Measuring the impact of an outage
The need for the disaster recovery plan is to make sure that the data and system functions are restored to functionality as soon as possible. For this reason, once the team for disaster recovery has been informed, the first thing they will do is to assess the extent of the damage caused by an outage. The following factors will be important in determining the extent of outage
Cause of the outage
The cause of the outage will be fundamental in determining the extent of the outage. For example, if the outage was caused by a natural disaster like an earthquake, the outage may be much bigger and would need more focused attention.
The services affected
In any network, the system will have some processes that are more important than others are. By determining which services were affected, the team will be able to measure the damage caused by such an outage. If critical services were affected, this will mean a bigger damage and a bigger impact on the system as well as on the business.

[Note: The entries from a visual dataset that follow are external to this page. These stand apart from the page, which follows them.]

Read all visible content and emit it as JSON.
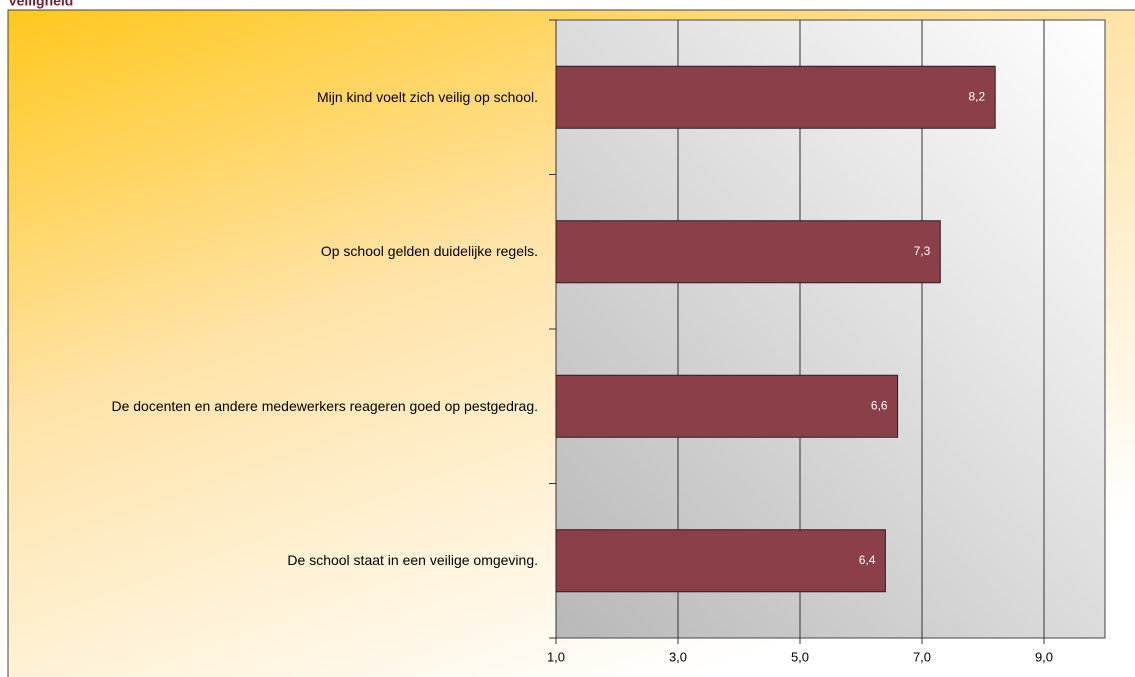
{
  "chart_data": {
    "type": "barh",
    "title": "Veiligheid",
    "categories": [
      "Mijn kind voelt zich veilig op school.",
      "Op school gelden duidelijke regels.",
      "De docenten en andere medewerkers reageren goed op pestgedrag.",
      "De school staat in een veilige omgeving."
    ],
    "values": [
      8.2,
      7.3,
      6.6,
      6.4
    ],
    "value_labels": [
      "8,2",
      "7,3",
      "6,6",
      "6,4"
    ],
    "color": "#8b3f48",
    "xlim": [
      1,
      10
    ],
    "xticks": [
      {
        "value": 1,
        "label": "1,0"
      },
      {
        "value": 3,
        "label": "3,0"
      },
      {
        "value": 5,
        "label": "5,0"
      },
      {
        "value": 7,
        "label": "7,0"
      },
      {
        "value": 9,
        "label": "9,0"
      }
    ],
    "grid": true
  }
}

The system is less active on holidays and weekends and this means that during these times when the system is not busy, an outage is likely to have a lower impact on the business. Therefore, to determine the impact of the outage of the system, time will be critical. If the outage happens on a business day, it will mean that the business will be affected even more.
To determine total impact of the system outage, the above factors will be measured and then be aggregated.

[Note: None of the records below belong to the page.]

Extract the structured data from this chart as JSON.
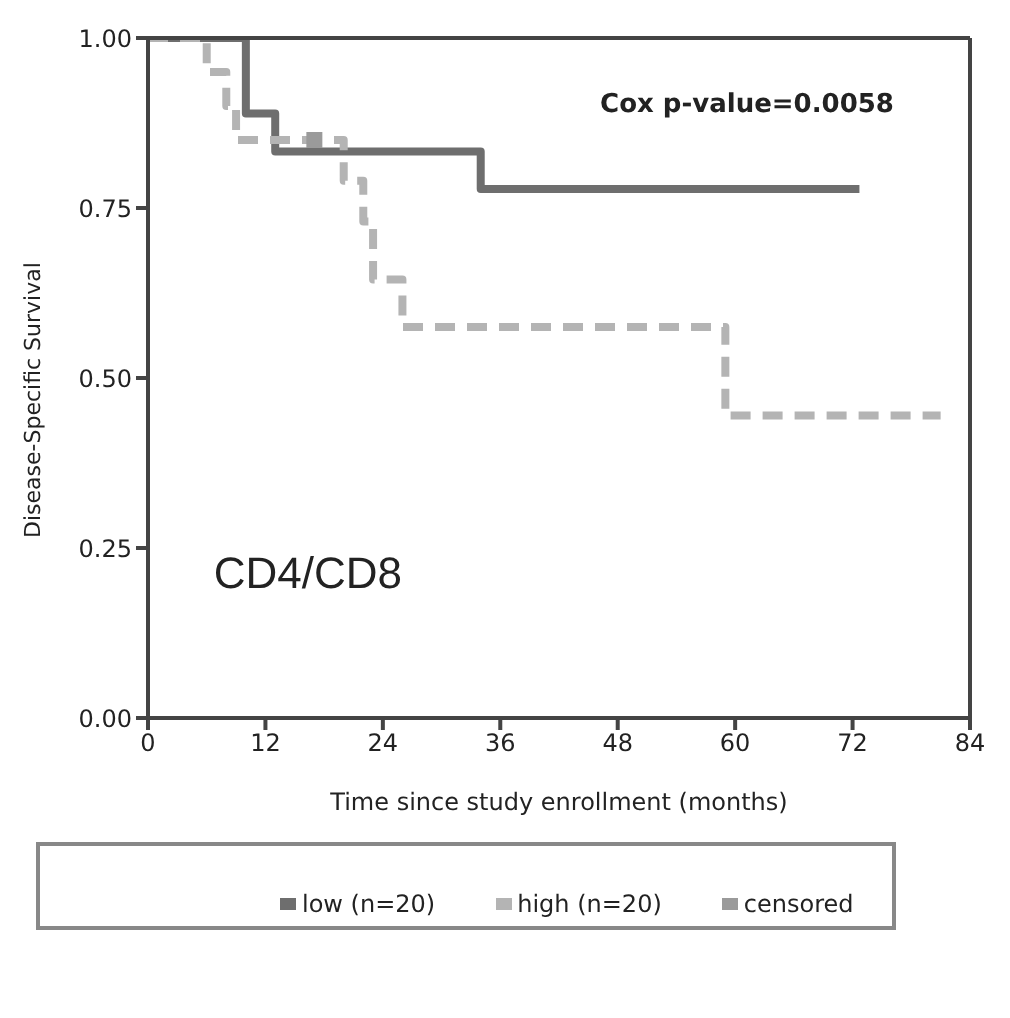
{
  "chart_data": {
    "type": "step",
    "xlabel": "Time since study enrollment (months)",
    "ylabel": "Disease-Specific Survival",
    "annotations": [
      "Cox p-value=0.0058",
      "CD4/CD8"
    ],
    "xlim": [
      0,
      84
    ],
    "xticks": [
      0,
      12,
      24,
      36,
      48,
      60,
      72,
      84
    ],
    "ylim": [
      0,
      1
    ],
    "yticks": [
      {
        "value": 0,
        "label": "0.00"
      },
      {
        "value": 0.25,
        "label": "0.25"
      },
      {
        "value": 0.5,
        "label": "0.50"
      },
      {
        "value": 0.75,
        "label": "0.75"
      },
      {
        "value": 1,
        "label": "1.00"
      }
    ],
    "grid": false,
    "legend": "bottom",
    "series": [
      {
        "name": "low (n=20)",
        "color": "#6e6e6e",
        "line_style": "solid",
        "x": [
          0,
          10,
          13,
          34,
          72.7
        ],
        "values": [
          1,
          0.889,
          0.833,
          0.778,
          0.778
        ]
      },
      {
        "name": "high (n=20)",
        "color": "#b4b4b4",
        "line_style": "dashed",
        "x": [
          0,
          6,
          8,
          9,
          20,
          22,
          23,
          26,
          59,
          81
        ],
        "values": [
          1,
          0.95,
          0.9,
          0.85,
          0.79,
          0.73,
          0.645,
          0.575,
          0.445,
          0.445
        ]
      },
      {
        "name": "censored",
        "type": "scatter",
        "marker": "square",
        "color": "#9a9a9a",
        "x": [
          17
        ],
        "values": [
          0.85
        ]
      }
    ]
  }
}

The actual recovery will take place after the activation process has been initiated, the appropriate teams have been summoned and the outage assessment has being done. At this point, the actual recovery work will be started. The teams will now be able to do an effective recovery work depending on the data front the outage assessment done in the previous task. The recovery work will be geared towards, recovering any data or network rescue that may have been affected by the outage. It will also be geared towards repairing any physical damage and replacing any resources that may have been damaged beyond repair point. This will mean that, there may be more than one team needed for each of the different recovery work that may emanate front such an outage.

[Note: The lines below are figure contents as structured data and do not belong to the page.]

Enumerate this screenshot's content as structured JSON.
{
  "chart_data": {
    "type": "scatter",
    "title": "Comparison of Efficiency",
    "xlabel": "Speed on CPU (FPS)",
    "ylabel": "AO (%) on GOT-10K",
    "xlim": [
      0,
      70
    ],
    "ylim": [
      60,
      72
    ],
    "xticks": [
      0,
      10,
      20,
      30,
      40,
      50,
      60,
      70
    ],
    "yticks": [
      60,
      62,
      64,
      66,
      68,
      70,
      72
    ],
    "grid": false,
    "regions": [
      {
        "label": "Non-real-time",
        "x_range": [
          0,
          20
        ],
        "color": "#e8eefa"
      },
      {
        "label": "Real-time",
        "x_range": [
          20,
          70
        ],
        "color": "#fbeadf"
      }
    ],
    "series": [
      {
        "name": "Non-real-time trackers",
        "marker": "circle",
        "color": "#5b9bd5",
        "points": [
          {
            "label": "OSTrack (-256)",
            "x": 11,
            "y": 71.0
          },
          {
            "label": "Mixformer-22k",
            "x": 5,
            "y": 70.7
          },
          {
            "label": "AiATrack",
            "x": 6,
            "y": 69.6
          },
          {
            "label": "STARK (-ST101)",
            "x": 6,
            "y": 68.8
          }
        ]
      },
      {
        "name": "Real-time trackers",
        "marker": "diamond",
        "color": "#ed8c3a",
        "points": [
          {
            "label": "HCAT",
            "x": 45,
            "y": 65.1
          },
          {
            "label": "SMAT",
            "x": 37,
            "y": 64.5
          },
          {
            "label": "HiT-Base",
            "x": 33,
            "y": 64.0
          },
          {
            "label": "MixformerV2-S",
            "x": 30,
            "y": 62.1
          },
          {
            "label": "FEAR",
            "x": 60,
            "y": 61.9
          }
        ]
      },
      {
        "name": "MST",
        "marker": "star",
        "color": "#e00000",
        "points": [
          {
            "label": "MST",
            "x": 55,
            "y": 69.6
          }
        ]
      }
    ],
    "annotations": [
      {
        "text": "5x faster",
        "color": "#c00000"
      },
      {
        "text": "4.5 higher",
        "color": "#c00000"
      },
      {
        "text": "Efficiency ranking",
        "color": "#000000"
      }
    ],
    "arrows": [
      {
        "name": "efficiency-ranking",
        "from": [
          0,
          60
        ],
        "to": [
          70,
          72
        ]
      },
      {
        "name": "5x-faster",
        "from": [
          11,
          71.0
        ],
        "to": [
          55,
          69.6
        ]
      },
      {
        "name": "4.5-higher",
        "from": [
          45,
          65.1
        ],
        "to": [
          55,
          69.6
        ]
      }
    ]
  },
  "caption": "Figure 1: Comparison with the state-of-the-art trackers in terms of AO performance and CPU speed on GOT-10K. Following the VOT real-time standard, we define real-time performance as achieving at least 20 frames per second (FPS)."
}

The following activities occur during recovery of SAP:
- Identify recovery location (if not at original location);
- Determine if its safe for the recovery personnel to go there;
- Identify required resources to perform recovery procedures;
- Identify the required teams to do the different recovery jobs;
- Retrieve backup and system installation media;
- Put in place any new hardware that may be needed to restore damaged hardware;
- Recover hardware and operating system (if required); and
- Recover system from backup and system installation media.
The following processes will be followed:
- Identify all damages
- Classify the damages into
- If any unrepeatable damages, identify the replacing resources
- Repair and replaces damaged resources
- Recover data from all available material in the local site where the damage happened
- If local data not recoverable, use remote mirror site
- Assess the recovery
Reconstitution of the recovered system
The recovered system will be tested to make sure that it has gone to its normal performance. To make sure that all the resources of the network and system are back in place, the recovery team will have a scheme for testing functionality. In such recovery procedures, it is usually possible to make the mistake of restoring only the services that are used the most and forget the resources that are dormant most of the time. This mistake remains unnoticed until such a time when a user needs it and this can cause chaos if the resource is important. To make sure that the recovery team does a thorough job, the team will be given a catalogue of the systems resources that must be restored at such a time of recovery. This will help them in making sure that everything is in order and that everything has been restored during recovery rather than having to come again to restore services.